4. Small groups help you through tough times.
In thinking back on the small groups we’ve been blessed to have been in, we can remember really hard seasons that we or other group members went through. During one extremely difficult season of our marriage, the women from our small group banded together and gave Heidi a gift certificate to Williams Sonoma. She loved it and it was a thoughtful gesture by women who cared for Heidi.
Over the course of our marriage, the small groups we’ve been in have experienced miscarriages, deaths, illnesses, moves, bankruptcy, affairs, job loss, and much more. Often when you experience something hard, you don’t want everyone to know about it – especially the whole church. But having a small number of confidants who will love you and pray for you is encouraging. Frequently another couple in the group has been through a similar experience and can be a support to others who are walking through that difficult journey.
5. Small groups remind you that you (or your spouse) are not crazy.
Sometimes we get discouraged or think our spouse is nuts. Having a group of men or women to validate our spouse’s (or our) thoughts and reactions can actually improve our marriage. As we listen to other couples explain their reasons for their beliefs or how they are navigating a particular situation, it helps us see our spouse as normal.

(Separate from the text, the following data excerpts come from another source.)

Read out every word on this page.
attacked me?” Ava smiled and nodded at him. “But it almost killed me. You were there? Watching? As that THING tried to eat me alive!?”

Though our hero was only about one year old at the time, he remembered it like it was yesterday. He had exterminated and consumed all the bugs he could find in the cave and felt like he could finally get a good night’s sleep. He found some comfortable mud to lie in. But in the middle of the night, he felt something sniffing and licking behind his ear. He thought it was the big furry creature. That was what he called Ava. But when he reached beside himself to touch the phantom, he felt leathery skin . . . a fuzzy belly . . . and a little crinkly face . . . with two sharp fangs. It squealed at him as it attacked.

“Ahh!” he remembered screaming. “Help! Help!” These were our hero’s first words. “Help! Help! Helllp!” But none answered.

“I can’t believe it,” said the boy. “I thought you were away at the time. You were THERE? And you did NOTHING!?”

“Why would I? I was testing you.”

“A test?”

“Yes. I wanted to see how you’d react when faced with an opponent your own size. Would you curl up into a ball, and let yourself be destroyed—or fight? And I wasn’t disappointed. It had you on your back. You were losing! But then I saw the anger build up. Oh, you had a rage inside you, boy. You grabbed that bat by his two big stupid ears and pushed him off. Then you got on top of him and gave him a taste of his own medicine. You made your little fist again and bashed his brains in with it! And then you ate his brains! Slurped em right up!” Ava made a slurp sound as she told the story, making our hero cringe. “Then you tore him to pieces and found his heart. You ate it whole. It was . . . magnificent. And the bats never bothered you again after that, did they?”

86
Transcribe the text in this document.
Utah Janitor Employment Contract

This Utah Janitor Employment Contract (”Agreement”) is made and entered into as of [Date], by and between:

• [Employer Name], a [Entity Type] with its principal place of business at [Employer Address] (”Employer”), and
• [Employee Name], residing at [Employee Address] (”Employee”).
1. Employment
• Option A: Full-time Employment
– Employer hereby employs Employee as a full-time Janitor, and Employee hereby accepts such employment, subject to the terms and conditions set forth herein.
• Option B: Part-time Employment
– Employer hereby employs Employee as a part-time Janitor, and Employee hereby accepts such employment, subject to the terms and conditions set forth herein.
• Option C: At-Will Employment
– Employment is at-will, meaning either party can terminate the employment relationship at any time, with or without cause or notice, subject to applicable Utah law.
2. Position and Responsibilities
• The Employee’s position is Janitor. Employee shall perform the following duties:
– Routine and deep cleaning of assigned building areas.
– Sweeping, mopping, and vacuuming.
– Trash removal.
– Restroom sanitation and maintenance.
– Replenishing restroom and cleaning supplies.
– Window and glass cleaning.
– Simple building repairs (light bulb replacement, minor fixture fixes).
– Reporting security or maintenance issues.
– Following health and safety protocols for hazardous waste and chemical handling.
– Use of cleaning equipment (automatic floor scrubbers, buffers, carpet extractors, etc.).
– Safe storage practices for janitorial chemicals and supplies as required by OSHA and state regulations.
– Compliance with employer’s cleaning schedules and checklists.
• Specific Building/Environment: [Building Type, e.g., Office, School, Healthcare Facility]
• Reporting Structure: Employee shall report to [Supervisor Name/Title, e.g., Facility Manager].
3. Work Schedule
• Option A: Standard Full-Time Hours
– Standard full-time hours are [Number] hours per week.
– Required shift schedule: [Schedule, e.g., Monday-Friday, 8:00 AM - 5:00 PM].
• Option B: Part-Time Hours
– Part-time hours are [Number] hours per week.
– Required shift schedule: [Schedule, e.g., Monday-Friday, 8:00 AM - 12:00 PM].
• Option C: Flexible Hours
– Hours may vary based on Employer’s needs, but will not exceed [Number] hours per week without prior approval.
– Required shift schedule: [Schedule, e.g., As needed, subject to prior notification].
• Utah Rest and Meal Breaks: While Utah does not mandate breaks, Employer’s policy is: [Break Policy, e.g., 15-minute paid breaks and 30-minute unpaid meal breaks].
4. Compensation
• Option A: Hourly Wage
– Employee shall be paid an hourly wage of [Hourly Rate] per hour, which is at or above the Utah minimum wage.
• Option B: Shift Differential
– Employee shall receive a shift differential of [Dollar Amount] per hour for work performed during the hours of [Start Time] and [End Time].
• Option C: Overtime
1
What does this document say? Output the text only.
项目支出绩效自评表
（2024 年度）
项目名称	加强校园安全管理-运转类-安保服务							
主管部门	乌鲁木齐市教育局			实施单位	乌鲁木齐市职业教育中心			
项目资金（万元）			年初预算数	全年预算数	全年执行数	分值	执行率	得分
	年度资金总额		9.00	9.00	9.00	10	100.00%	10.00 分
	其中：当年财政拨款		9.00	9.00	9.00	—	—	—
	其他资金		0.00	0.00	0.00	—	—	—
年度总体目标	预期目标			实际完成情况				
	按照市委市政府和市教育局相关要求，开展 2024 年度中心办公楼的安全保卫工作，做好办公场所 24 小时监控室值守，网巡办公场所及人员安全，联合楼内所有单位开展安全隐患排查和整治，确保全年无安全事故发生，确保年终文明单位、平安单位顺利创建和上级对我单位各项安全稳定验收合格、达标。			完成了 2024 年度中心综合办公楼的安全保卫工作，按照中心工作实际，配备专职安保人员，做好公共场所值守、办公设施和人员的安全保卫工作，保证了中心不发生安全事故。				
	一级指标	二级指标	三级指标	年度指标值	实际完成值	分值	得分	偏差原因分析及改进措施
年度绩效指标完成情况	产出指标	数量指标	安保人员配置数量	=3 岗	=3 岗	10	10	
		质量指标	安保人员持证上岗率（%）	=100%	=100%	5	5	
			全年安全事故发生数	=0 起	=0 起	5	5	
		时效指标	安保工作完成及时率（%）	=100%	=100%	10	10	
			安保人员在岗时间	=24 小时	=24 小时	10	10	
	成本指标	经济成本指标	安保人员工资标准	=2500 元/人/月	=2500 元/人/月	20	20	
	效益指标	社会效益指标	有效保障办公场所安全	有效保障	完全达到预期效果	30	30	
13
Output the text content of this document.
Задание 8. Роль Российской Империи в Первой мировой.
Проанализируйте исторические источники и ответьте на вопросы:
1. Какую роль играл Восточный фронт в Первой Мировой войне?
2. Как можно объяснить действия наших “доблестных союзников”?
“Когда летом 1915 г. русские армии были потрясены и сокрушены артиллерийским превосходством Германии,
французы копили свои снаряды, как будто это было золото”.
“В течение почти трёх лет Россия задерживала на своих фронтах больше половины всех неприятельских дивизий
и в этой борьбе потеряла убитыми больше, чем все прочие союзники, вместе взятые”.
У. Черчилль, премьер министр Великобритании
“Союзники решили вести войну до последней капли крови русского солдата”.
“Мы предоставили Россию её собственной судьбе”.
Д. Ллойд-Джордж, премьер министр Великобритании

Small groups also provide accountability. In a safe environment, couples should be able to share their struggles knowing that “what’s said in the room stays in the room.” When everyone’s goal is to help build Christ-centered marriages, a small group is a safe, enjoyable place to grow relationally and spiritually.
So start a group by inviting 3-5 couples to get together with you. We wrote a great small group study that is easy to use and guides you through a study of eight different couples in the Bible. It’s called Build Your Marriage with Couples of the Bible and is available on Amazon by clicking the link or the book cover at the top of this page.
As you connect with other couples and begin to enjoy community, you will establish Christ-honoring friendships and you will build your marriage.